Three-dimensional model of the HRSV F protein prefusion conformation. The model represents the proposed prefusion conformation of the HRSV F trimer, built using the SWISS-MODEL server facilities (http://swissmodel.expasy.org/) and the atomic coordinates of the prefusion structure of the PIV5 F protein (Protein Data Bank code, 2B9B) as a template (78). The backbone structure of the three monomers is shown in gray. Fusion peptide sequences of one monomer are shown in pink, and those of HRA are shown in black.
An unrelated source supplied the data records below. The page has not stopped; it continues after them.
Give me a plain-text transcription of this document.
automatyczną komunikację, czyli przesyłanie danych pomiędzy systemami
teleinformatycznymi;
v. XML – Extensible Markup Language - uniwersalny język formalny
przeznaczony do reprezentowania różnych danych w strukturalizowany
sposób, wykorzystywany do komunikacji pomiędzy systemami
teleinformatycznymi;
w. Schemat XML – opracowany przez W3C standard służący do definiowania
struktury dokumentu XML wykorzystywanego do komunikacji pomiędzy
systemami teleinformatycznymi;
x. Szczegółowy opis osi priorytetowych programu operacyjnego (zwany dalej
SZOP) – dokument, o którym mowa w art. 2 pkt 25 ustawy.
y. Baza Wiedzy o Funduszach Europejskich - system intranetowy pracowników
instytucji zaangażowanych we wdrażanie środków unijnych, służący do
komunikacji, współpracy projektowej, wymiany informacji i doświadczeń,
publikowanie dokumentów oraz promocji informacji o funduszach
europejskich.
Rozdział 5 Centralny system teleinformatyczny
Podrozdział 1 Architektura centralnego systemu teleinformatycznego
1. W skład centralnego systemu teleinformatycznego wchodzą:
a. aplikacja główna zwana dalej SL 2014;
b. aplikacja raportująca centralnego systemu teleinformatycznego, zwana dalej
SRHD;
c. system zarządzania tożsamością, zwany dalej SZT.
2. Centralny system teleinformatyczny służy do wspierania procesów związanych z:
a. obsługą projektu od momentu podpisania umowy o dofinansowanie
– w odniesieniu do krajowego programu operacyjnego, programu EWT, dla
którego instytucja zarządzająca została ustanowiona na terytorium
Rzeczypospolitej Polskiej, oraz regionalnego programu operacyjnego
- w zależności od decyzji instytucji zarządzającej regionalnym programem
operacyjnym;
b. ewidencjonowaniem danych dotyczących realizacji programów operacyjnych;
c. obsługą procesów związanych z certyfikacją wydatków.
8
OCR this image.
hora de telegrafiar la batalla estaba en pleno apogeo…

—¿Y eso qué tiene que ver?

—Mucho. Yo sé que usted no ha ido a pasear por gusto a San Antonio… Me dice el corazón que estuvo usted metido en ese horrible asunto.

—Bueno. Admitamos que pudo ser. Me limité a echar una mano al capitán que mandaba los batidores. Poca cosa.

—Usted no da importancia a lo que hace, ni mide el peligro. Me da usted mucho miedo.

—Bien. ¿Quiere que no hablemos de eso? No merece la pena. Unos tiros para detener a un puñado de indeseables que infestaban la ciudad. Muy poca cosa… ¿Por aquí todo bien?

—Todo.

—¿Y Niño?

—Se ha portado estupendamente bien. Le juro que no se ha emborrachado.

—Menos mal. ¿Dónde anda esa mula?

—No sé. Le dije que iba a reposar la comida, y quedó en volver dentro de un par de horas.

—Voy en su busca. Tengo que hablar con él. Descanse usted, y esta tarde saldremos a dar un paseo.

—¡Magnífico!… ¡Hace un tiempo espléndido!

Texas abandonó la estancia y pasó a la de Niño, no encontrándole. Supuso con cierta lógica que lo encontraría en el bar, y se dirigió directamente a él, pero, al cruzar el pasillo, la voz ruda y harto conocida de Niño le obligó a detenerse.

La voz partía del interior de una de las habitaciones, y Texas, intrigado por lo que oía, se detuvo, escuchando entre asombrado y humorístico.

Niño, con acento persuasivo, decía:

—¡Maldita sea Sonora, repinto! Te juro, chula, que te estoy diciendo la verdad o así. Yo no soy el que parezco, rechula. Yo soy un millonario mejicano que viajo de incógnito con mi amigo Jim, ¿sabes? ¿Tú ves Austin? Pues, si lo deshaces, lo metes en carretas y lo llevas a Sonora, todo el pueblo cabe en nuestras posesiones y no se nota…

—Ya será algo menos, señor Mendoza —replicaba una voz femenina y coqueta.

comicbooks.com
Residues that are changed in virus isolates or in escape mutants selected with monoclonal antibodies, whose epitopes map in different antigenic sites of the F protein, are shown as colored spheres (antigenic site I, amino acid 389; antigenic site II, amino acids 262, 268, 272, and 275; and antigenic site IV, amino acids 429, 432, 433, 436, and 447). The two proteolytic cleavage sites are indicated with arrows in one of the monomers, colored as described in the legend of Fig. 1.